On the other hand, spaCy has a single multilingual sentence detection that appears to work better for splitting up English text in certain cases, unfortunately this model lacks support handling for Chinese punctuation.

  • SENTENCE_MODEL: Specifies the desired SaT/WtP or spaCy sentence detection model. For CPU and runtime considerations, the authors of SaT/WtP recommends using sat-3l-sm or wtp-bert-mini. More advanced SaT/WtP models that use GPU resources (up to ~8 GB for WtP) are also available.

    See list of model names below:

    • WtP Models

    • SaT Models.

      Please note, the only available spaCy model (for text with unknown language) is xx_sent_ud_sm.

    Review list of languages supported by SaT/WtP below:

    Review models and languages supported by spaCy here.

  • SENTENCE_SPLITTER_CHAR_COUNT: Specifies maximum number of characters to process through sentence/text splitter. Default to 500 characters as we only need to process a subsection of text to determine an appropriate split. (See discussion of potential char lengths here.

  • SENTENCE_SPLITTER_MODE: Specifies text splitting behavior, options include:

    • DEFAULT : Splits text into chunks based on the SENTENCE_SPLITTER_CHAR_COUNT limit.
    • SENTENCE: Splits text at detected sentence boundaries. This mode creates more sentence breaks than DEFAULT, which is more focused on avoiding text splits unless the chunk size is reached.
  • SENTENCE_SPLITTER_INCLUDE_INPUT_LANG: Specifies whether to pass input language to sentence splitter algorithm. Currently, only SaT/WtP supports model threshold adjustments by input language.

  • SENTENCE_MODEL_CPU_ONLY: If set to TRUE, only use CPU resources for the sentence detection model. If set to FALSE, allow sentence model to also use GPU resources. For most runs using spaCy xx_sent_ud_sm, sat-3l-sm, or wtp-bert-mini models, GPU resources are not required. If using more advanced WtP models like wtp-canine-s-12l, it is recommended to set SENTENCE_MODEL_CPU_ONLY=FALSE to improve performance. That WtP model can use up to ~3.5 GB of GPU memory.

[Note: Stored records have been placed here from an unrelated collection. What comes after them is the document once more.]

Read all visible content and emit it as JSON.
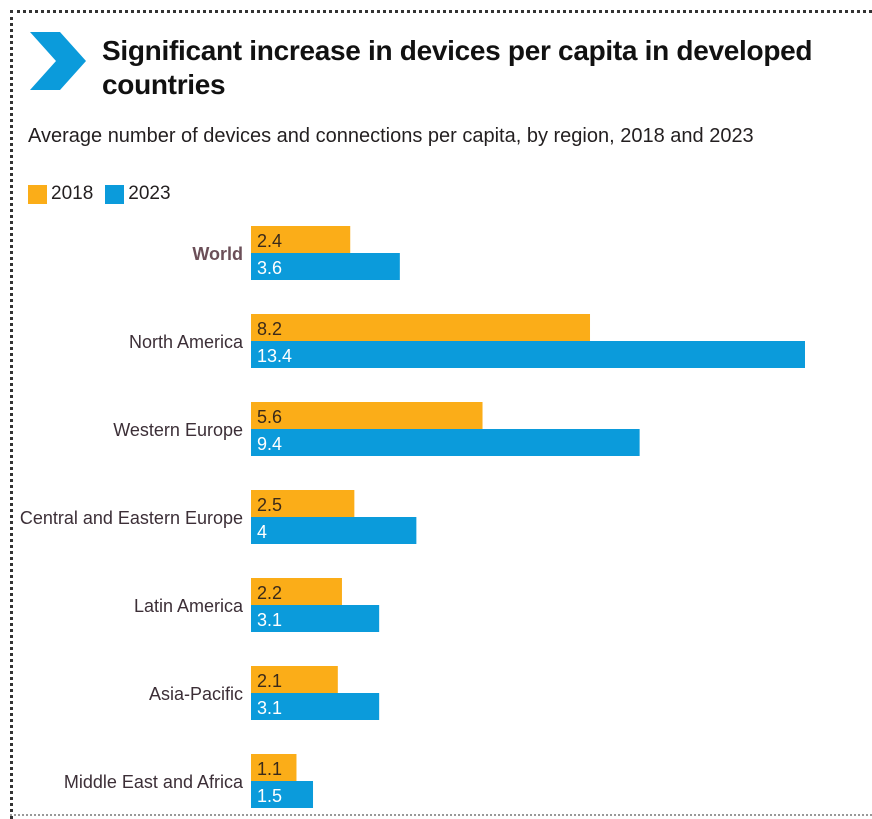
{
  "header": {
    "title": "Significant increase in devices per capita in developed countries",
    "subtitle": "Average number of devices and connections per capita, by region, 2018 and 2023"
  },
  "colors": {
    "series_2018": "#fbad18",
    "series_2023": "#0b9bdb",
    "chevron": "#0b9bdb",
    "label_text": "#3c2f37",
    "world_label": "#6b4f58"
  },
  "chart_data": {
    "type": "bar",
    "orientation": "horizontal",
    "title": "Significant increase in devices per capita in developed countries",
    "subtitle": "Average number of devices and connections per capita, by region, 2018 and 2023",
    "categories": [
      "World",
      "North America",
      "Western Europe",
      "Central and Eastern Europe",
      "Latin America",
      "Asia-Pacific",
      "Middle East and Africa"
    ],
    "series": [
      {
        "name": "2018",
        "values": [
          2.4,
          8.2,
          5.6,
          2.5,
          2.2,
          2.1,
          1.1
        ],
        "labels": [
          "2.4",
          "8.2",
          "5.6",
          "2.5",
          "2.2",
          "2.1",
          "1.1"
        ]
      },
      {
        "name": "2023",
        "values": [
          3.6,
          13.4,
          9.4,
          4,
          3.1,
          3.1,
          1.5
        ],
        "labels": [
          "3.6",
          "13.4",
          "9.4",
          "4",
          "3.1",
          "3.1",
          "1.5"
        ]
      }
    ],
    "xlim": [
      0,
      13.4
    ],
    "grid": false,
    "legend_position": "top-left",
    "emphasized_category": "World"
  }
}
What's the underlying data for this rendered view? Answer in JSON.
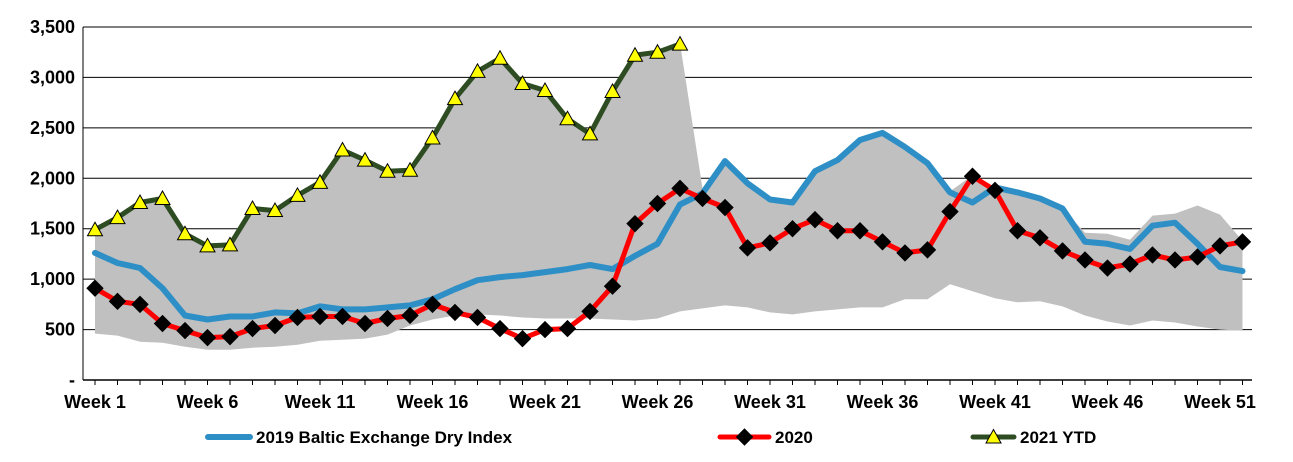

    Please note, to fully enable this option, you must also rebuild the Docker container with the following change: Within the Dockerfile, set ARG BUILD_TYPE=gpu. Otherwise, PyTorch will be installed without cuda support and component will always default to CPU processing.

  • SENTENCE_MODEL_WTP_DEFAULT_ADAPTOR_LANGUAGE: More advanced WTP models will require a target language. This property sets the default language to use for sentence splitting, and is overwritten whenever FROM_LANGUAGE, SUGGESTED_FROM_LANGUAGE, or Azure language detection return a different, WtP-supported language option.

Listing Supported Languages

To list the supported languages replace ${ACS_URL} and ${ACS_SUBSCRIPTION_KEY} in the following command and run it:

curl -H "Ocp-Apim-Subscription-Key: ${ACS_SUBSCRIPTION_KEY}" "https://${ACS_URL}/languages?api-version=3.0&scope=translation"

Sample Program

sample_acs_translator.py can be used to quickly test with the Azure endpoint. It translates strings provided via command line arguments.